The Min-Max Scaler is applied in non-Gaussian distributions. However, it is susceptible to outliers, that is, if the feature has a high outlier influence, than the Min-Max Scaler will tend to result in distorted numbers due to the outliers. That happens because it uses the maximal and minimal values (range) to rescale the numbers.
The Robust Scaler is also applied to non-Gaussian distributions, and performs better for variables with outliers, because it scales the data with the range of the first quartile (25th quantile) and the third quartile (75th quantile) of the IQR (Interquartile Range).
The first step of feature selection was to select the features for the machine learning training:
['valence', 'year', 'acousticness', 'danceability','energy', 'explicit', 'instrumentalness', 'key', 'liveness', 'loudness', 'mode', 'popularity','speechiness', 'tempo', 'duration_min']
The second step, drop the target variable ['popularity'] in order to allow the model to be trained.
The third step was to apply Boruta to determine the most relevant features:
['year', 'acousticness', 'danceability', 'energy', 'instrumentalness', 'liveness', 'loudness', 'speechiness', 'tempo', 'duration_min']
In order to solve the task 3 regression models will be used:
- Linear Regression
- Random Forest Regression
- XGBoost Regressor
The metric chosen is RSME (root mean square error) and Random Forest Regression has the best results.
The technique to validating our models is called Cross-Validation, it is a resampling procedure used to evaluate machine learning models. The goal of cross-validation is to test the model's ability to predict new data that was not used in estimating in, in order to flag problems like overfitting. Here are the results:
XGBoost Regressor has the best RSME, so based on the business context and in order to better accomplish the project goals, the chosen model to perform the fine tuning is XGBoost.
The hyperparameter fine-tuning is performed in order to improve the model performance in comparison to the model with default hyperparameters.

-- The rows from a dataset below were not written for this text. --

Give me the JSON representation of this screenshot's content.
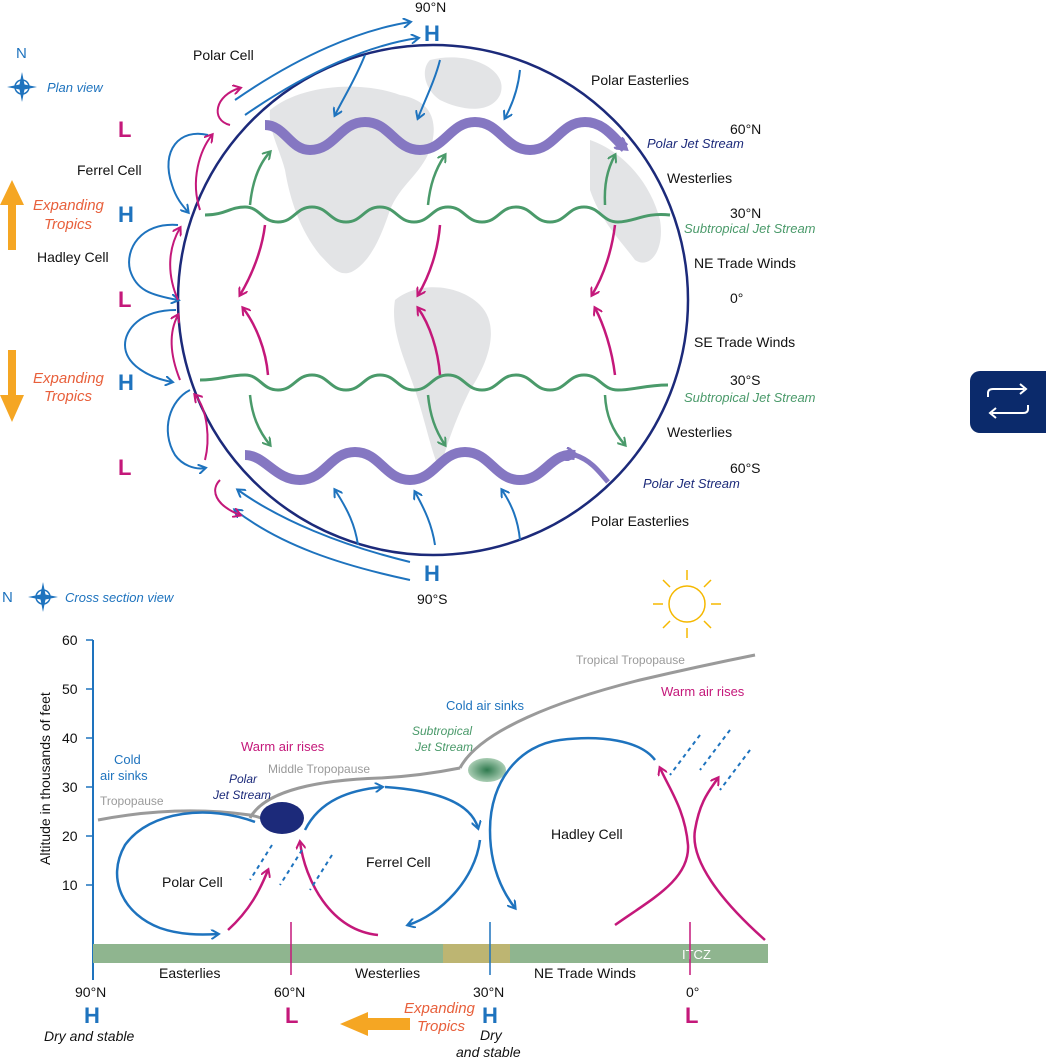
{
  "colors": {
    "blue": "#1e73be",
    "magenta": "#c4187a",
    "green": "#4a9a6a",
    "purple": "#8577c2",
    "navy": "#1c2a7a",
    "orange": "#f5a623",
    "orange_text": "#e8603c",
    "gray": "#9a9a9a",
    "ground": "#8fb58f",
    "land": "#e3e4e6"
  },
  "plan": {
    "view_label": "Plan view",
    "compass_letter": "N",
    "polar_cell": "Polar Cell",
    "ferrel_cell": "Ferrel Cell",
    "hadley_cell": "Hadley Cell",
    "expanding_tropics": [
      "Expanding",
      "Tropics"
    ],
    "lat_90n": "90°N",
    "lat_60n": "60°N",
    "lat_30n": "30°N",
    "lat_0": "0°",
    "lat_30s": "30°S",
    "lat_60s": "60°S",
    "lat_90s": "90°S",
    "polar_easterlies": "Polar Easterlies",
    "westerlies": "Westerlies",
    "ne_trade": "NE Trade Winds",
    "se_trade": "SE Trade Winds",
    "polar_jet": "Polar Jet Stream",
    "subtropical_jet": "Subtropical Jet Stream",
    "H": "H",
    "L": "L"
  },
  "cross": {
    "view_label": "Cross section view",
    "compass_letter": "N",
    "y_axis_label": "Altitude in thousands of feet",
    "y_ticks": [
      "60",
      "50",
      "40",
      "30",
      "20",
      "10"
    ],
    "tropopause": "Tropopause",
    "middle_tropopause": "Middle Tropopause",
    "tropical_tropopause": "Tropical Tropopause",
    "cold_air_sinks_left": [
      "Cold",
      "air sinks"
    ],
    "cold_air_sinks_mid": "Cold air sinks",
    "warm_air_rises_left": "Warm air rises",
    "warm_air_rises_right": "Warm air rises",
    "polar_jet": [
      "Polar",
      "Jet Stream"
    ],
    "subtropical_jet": [
      "Subtropical",
      "Jet Stream"
    ],
    "polar_cell": "Polar Cell",
    "ferrel_cell": "Ferrel Cell",
    "hadley_cell": "Hadley Cell",
    "itcz": "ITCZ",
    "easterlies": "Easterlies",
    "westerlies": "Westerlies",
    "ne_trade": "NE Trade Winds",
    "lat_90n": "90°N",
    "lat_60n": "60°N",
    "lat_30n": "30°N",
    "lat_0": "0°",
    "H": "H",
    "L": "L",
    "dry_stable_1": "Dry and stable",
    "dry_stable_2": [
      "Dry",
      "and stable"
    ],
    "expanding_tropics": [
      "Expanding",
      "Tropics"
    ]
  },
  "toolbar": {
    "swap_icon": "swap-arrows-icon"
  }
}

There are two ways to perform hyperparameter fine-tuning: through grid search or through random search. In grid search all predefined hyperparameters are combined and evaluated through cross-validation. It is the best way to find the best hyperparameters combinations, however it takes a long time to be completed. In random search, the predefined hyperparameters are randomly combined and then evaluated through cross-validation. It may not find the best optimal combination, however it is much faster than the grid search and it is largely applied.
In this project, the chosen technique is GridesearchCV, the results are:
{'colsample_bytree': 0.9,
'learning_rate': 0.03,
'max_depth': 5,
'min_child_weight': 4,
'n_estimators': 1500,
'objective': 'reg:squarederror',
'silent': 1,
'subsample': 0.7}
It was observed that was a significant decrease in RSME.

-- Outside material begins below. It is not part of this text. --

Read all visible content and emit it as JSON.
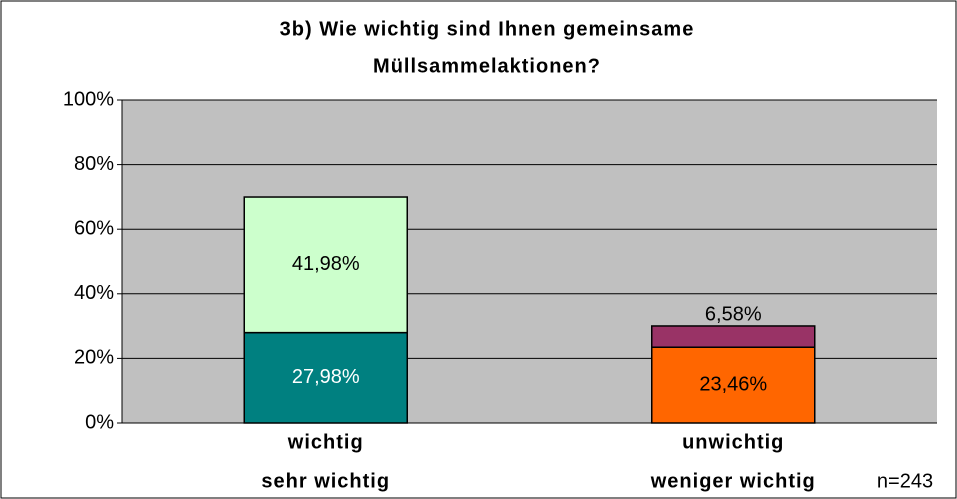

Some comments related to the machine learning performance.
the graphics shows that the prediction and popularity
have a very close line, which means the prediction have the same shape of popularity
line. The shadows represents a variance of several predictions.
The error rate graphics shows the error rate of the predictions at each time period. There is a large error rate in the early years, this due to the amount of old songs with very low popularity.
Checking the subsequent years it is notice a few predictions below one, this values represent and underestimated prediction, the values above one represents overestimated predictions.
The error distribution almost follows a normal distribution.
The zero values popularity
brought some negative error rate. The points seems well fit in a horizontal tube which means that there's a few variation in the error. If the points formed any other shape (e.g opening/closing cone or an arch), this would mean that the errors follows a trend and we would need to review our model.
- Experiment with other Machine Learning algorithms to improve business performance.
- Experiment with selecting other features to see how much the RMSE is impacted.
- Experiment with other hyperparameter fine-tuning strategies to see how much the RMSE is impacted.
- Improve bot or application to user interaction.